Butler County Sheriff Jones interested in bid for Senate
HAMILTON, Ohio (WKRC) - Butler County Sheriff Richard Jones has a reputation for being outspoken and he just might be taking that on the road to Capitol Hill.
He’s been approached to run for the U.S. Senate since Republican Josh Mandel dropped out of the race last week.
“I received lots of phone calls. It’s stirred some interest. I explained that it would take a lot of money to do this. It’s kind of a last-minute deal," said Jones.
Jones says he didn’t throw his hat in the ring, others sought him out. The sheriff makes it clear that he loves his job, but he’s tired of career politicians in Congress who spend more time arguing instead of passing laws.
“We want things done. We want to lower taxes. We want ... jobs. He wants the border issue fixed once and for all with both Democrats and Republicans,“ Jones said.
Rumors that Jones might be considering a bid started after Mandel dropped out. Mandel was expected to try and unseat Democratic U.S. Sen. Sherrod Brown. The sheriff says if he runs, he has a good shot against other Republicans.
“Those who their names have been mentioned, I could beat them handily. The governor would be the easiest to beat. Kasich, nobody likes him. So, he’d be easy to beat as a Republican and the others, I would beat them, too, if I chose to do that,“ Jones said.
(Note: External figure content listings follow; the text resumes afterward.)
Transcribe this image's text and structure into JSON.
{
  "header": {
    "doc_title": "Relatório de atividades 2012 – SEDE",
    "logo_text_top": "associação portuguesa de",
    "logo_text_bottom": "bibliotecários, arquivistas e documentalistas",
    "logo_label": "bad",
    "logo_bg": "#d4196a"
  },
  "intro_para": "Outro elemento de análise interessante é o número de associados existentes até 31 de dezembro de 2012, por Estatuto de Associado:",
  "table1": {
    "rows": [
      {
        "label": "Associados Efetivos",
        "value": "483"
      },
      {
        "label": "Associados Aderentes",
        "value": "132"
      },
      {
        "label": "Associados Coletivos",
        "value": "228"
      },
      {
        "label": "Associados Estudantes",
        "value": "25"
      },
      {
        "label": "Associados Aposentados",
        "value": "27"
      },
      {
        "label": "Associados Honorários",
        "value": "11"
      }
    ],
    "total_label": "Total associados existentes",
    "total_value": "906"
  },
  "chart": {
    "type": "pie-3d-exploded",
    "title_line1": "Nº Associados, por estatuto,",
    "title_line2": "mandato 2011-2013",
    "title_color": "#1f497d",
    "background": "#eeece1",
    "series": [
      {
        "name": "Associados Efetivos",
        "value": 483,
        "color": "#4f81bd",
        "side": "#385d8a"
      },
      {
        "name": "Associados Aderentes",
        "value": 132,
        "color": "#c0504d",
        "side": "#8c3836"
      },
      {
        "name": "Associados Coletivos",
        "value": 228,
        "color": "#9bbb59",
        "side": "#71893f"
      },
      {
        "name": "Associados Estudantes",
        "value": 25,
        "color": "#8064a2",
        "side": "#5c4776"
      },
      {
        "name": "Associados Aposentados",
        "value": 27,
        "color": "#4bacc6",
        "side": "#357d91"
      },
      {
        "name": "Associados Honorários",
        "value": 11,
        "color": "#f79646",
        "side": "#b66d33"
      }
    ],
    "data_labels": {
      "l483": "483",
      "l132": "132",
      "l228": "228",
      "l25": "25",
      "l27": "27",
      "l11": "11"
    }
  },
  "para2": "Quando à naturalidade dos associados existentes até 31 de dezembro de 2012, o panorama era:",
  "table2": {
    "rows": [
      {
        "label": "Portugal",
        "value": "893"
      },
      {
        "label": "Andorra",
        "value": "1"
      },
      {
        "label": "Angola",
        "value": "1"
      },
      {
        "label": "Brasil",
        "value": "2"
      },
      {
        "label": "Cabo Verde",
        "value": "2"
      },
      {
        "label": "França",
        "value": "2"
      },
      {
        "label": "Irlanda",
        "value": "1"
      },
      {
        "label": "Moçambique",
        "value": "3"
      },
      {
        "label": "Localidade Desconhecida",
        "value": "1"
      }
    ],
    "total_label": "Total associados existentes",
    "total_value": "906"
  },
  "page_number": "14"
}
Jones grew up in Hamilton, served as a combat engineer in the United States Army, has had a long career in law enforcement and is known for his straightforward style. He gained national attention for his stance on immigration, a stance that drew controversy long before President Donald Trump got into office. The sheriff also supported then-presidential candidate Trump.
Despite his hard-nosed exterior, the sheriff says if he were a senator, he would compromise on issues to get the job done. “Democrats and Republicans have totally forgot where they came from. They represent us, the little people,“ he said. “Will I be the one that runs for Senate? Stay tuned.“
Jones is serving his fourth term as Butler County's sheriff. Jones says if he were to become a senator, he has an idea of who he wants to fill his shoes as sheriff. That’s his second in command, Chief Deputy Anthony Dwyer.
Jones will likely make a decision on whether to run by the end of the week.